Gordon Brown yesterday slapped down a call from the Governor of the Bank of England, Mervyn King, that the big banks should be broken up and state support for their investment banking activities – so-called "casino banking" – should be withdrawn.
Challenged on the issue at Prime Minister's Questions, Mr Brown said of Mr King: "He has got to remember that Northern Rock was effectively a retail bank and it collapsed. Lehman Brothers was effectively an investment bank without a retail bank and it collapsed. So the difference between having retail and an investment bank is not the cause of the problem. The cause of the problem is that banks have been insufficiently regulated at a global level, and we have got to set the standards for that for the future."
In a hard-hitting speech on Tuesday evening, Mr King had argued that only "narrow" or "utility" banking – taking deposits, running accounts and providing simple mortgages and loans – should qualify for state guarantees.
Mr King also received short shrift from the Chancellor, Alistair Darling, for his plea for the "too important to fail" question be reopened.
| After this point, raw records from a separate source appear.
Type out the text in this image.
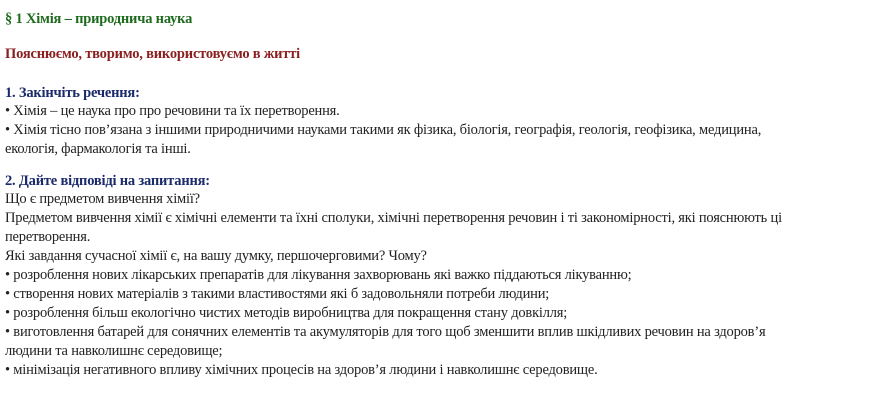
§ 1 Хімія – природнича наука
Пояснюємо, творимо, використовуємо в житті
1. Закінчіть речення:

• Хімія – це наука про про речовини та їх перетворення.

• Хімія тісно пов’язана з іншими природничими науками такими як фізика, біологія, географія, геологія, геофізика, медицина,

екологія, фармакологія та інші.

2. Дайте відповіді на запитання:

Що є предметом вивчення хімії?

Предметом вивчення хімії є хімічні елементи та їхні сполуки, хімічні перетворення речовин і ті закономірності, які пояснюють ці

перетворення.

Які завдання сучасної хімії є, на вашу думку, першочерговими? Чому?

• розроблення нових лікарських препаратів для лікування захворювань які важко піддаються лікуванню;

• створення нових матеріалів з такими властивостями які б задовольняли потреби людини;

• розроблення більш екологічно чистих методів виробництва для покращення стану довкілля;

• виготовлення батарей для сонячних елементів та акумуляторів для того щоб зменшити вплив шкідливих речовин на здоров’я

людини та навколишнє середовище;

• мінімізація негативного впливу хімічних процесів на здоров’я людини і навколишнє середовище.
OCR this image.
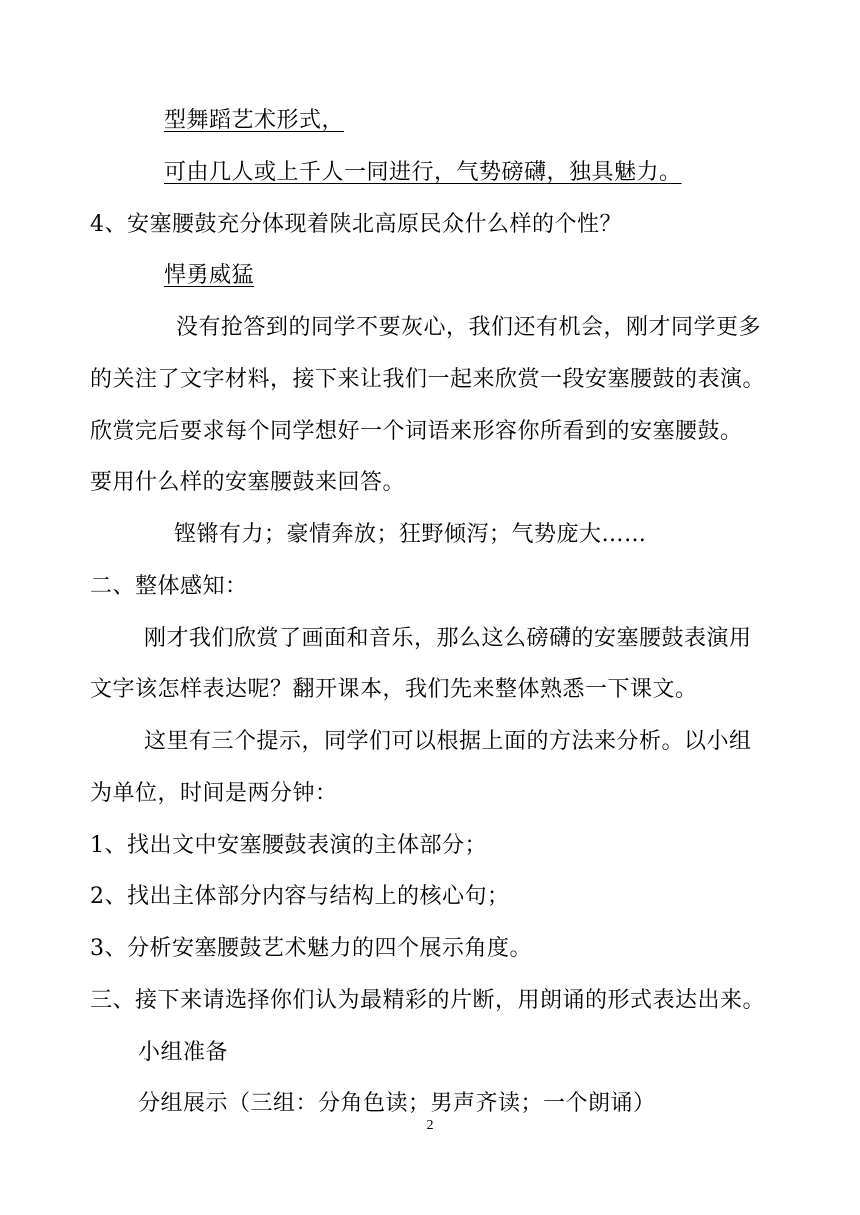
型舞蹈艺术形式，
可由几人或上千人一同进行，气势磅礴，独具魅力。
4、安塞腰鼓充分体现着陕北高原民众什么样的个性？
悍勇威猛
没有抢答到的同学不要灰心，我们还有机会，刚才同学更多
的关注了文字材料，接下来让我们一起来欣赏一段安塞腰鼓的表演。
欣赏完后要求每个同学想好一个词语来形容你所看到的安塞腰鼓。
要用什么样的安塞腰鼓来回答。
铿锵有力；豪情奔放；狂野倾泻；气势庞大……
二、整体感知：
刚才我们欣赏了画面和音乐，那么这么磅礴的安塞腰鼓表演用
文字该怎样表达呢？翻开课本，我们先来整体熟悉一下课文。
这里有三个提示，同学们可以根据上面的方法来分析。以小组
为单位，时间是两分钟：
1、找出文中安塞腰鼓表演的主体部分；
2、找出主体部分内容与结构上的核心句；
3、分析安塞腰鼓艺术魅力的四个展示角度。
三、接下来请选择你们认为最精彩的片断，用朗诵的形式表达出来。
小组准备
分组展示（三组：分角色读；男声齐读；一个朗诵）
2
Referring to the White Paper that rejected breaking up the banks, Mr Darling said: "We published proposals in July and I intend to push ahead with them."
Mr King had called for a "serious review of how the banking industry is structured and regulated". He dismissed as a "delusion" some of the approaches in the review of regulation by the chairman of the Financial Services Authority, Lord Turner, which were adopted in the White Paper.
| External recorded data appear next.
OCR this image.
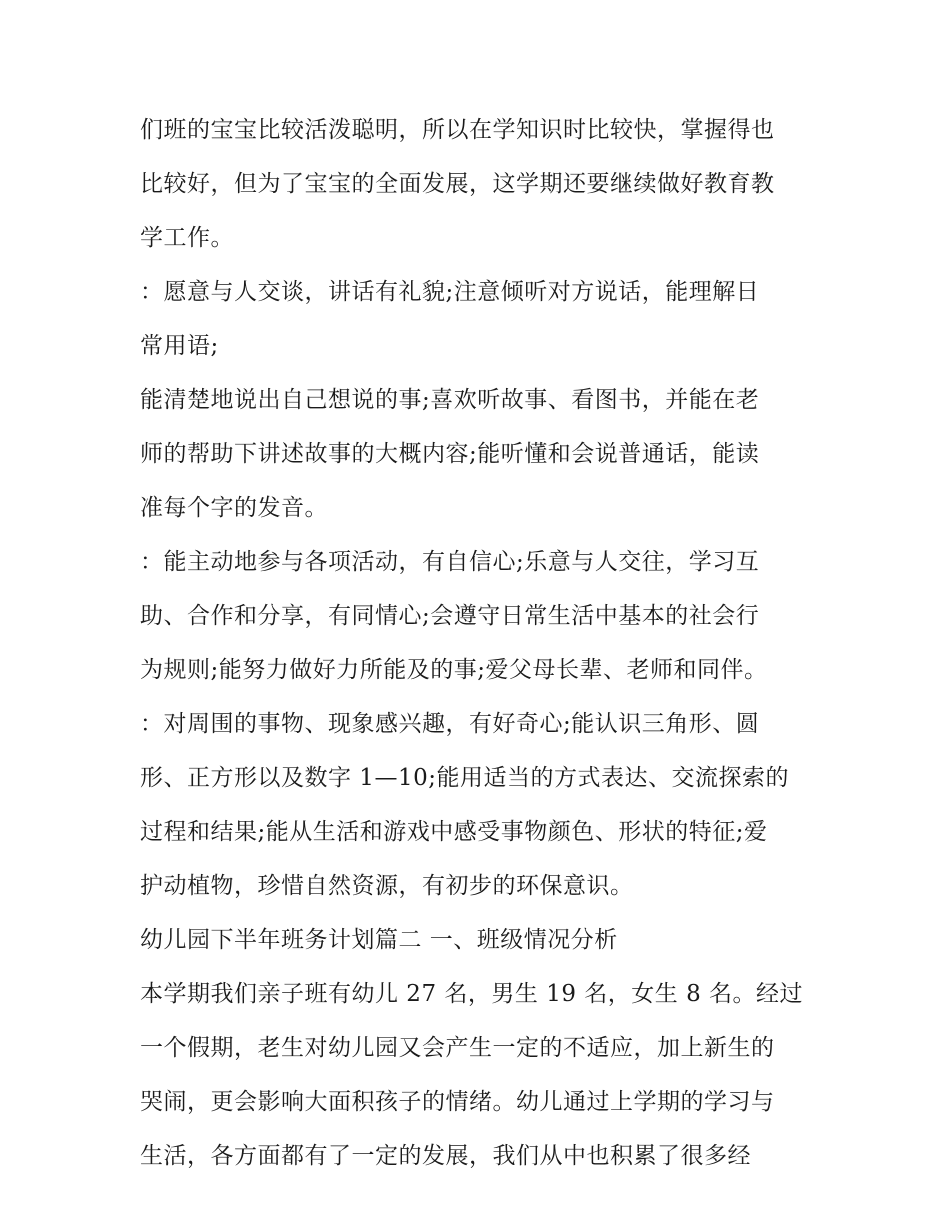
们班的宝宝比较活泼聪明，所以在学知识时比较快，掌握得也
比较好，但为了宝宝的全面发展，这学期还要继续做好教育教
学工作。

：愿意与人交谈，讲话有礼貌;注意倾听对方说话，能理解日
常用语;

能清楚地说出自己想说的事;喜欢听故事、看图书，并能在老
师的帮助下讲述故事的大概内容;能听懂和会说普通话，能读
准每个字的发音。

：能主动地参与各项活动，有自信心;乐意与人交往，学习互
助、合作和分享，有同情心;会遵守日常生活中基本的社会行
为规则;能努力做好力所能及的事;爱父母长辈、老师和同伴。

：对周围的事物、现象感兴趣，有好奇心;能认识三角形、圆
形、正方形以及数字 1—10;能用适当的方式表达、交流探索的
过程和结果;能从生活和游戏中感受事物颜色、形状的特征;爱
护动植物，珍惜自然资源，有初步的环保意识。

幼儿园下半年班务计划篇二 一、班级情况分析

本学期我们亲子班有幼儿 27 名，男生 19 名，女生 8 名。经过
一个假期，老生对幼儿园又会产生一定的不适应，加上新生的
哭闹，更会影响大面积孩子的情绪。幼儿通过上学期的学习与
生活，各方面都有了一定的发展，我们从中也积累了很多经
Mr Darling again rejected Mr King's model of separating banking activities, saying: "I don't think you can decide that in one type of banking you will intervene and in one type you can't."
Although Bank of England governors and governments have clashed before, there has never been such a public row as now, and it leaves the Bank in danger of becoming politicised. In contrast to the scepticism shown by Mr Brown and Mr Darling, the shadow Chancellor, George Osborne, praised Mr King's speech as "powerful and persuasive". "His analysis of how the Government's system for regulating banks failed and how there has been 'little real reform' since is one I share," he said.
David Cameron has promised to give back to the Bank of England its old powers over lenders, and Mr Osborne has made little secret of his contempt for the FSA. This week, he appointed a team to advise him on breaking it up and relegating it to the role of consumer watchdog. Then again, there is Conservative talk of making Lord Turner a third deputy governor at the Bank, which may not go down well in Threadneedle Street.
For now, Labour appears more closely allied to Lord Turner and the FSA. Oversight of banks was transferred to the FSA in 1997 under the "tripartite arrangements" unveiled by Mr Brown when he became Chancellor. Despite much criticism, that basic architecture has been reaffirmed by the Government. On Tuesday, Mr King described the system as "inadequate". Before the Budget in March, Mr King effectively vetoed any further fiscal stimulus, again in public remarks.
Mr King may not relish interference from Mr Cameron, who told his conference: "Right now, the Government is simply printing [money]. Sometime soon that will have to stop because printing money leads to inflation."
* The Treasury minister Lord Myners last night called on banks to make bolstering their capital reserves their priority. "Prudent banks should be making provisions... rather than paying out capital in unjustified bonuses, only to have to recoup money from shareholders through equity issues," he said.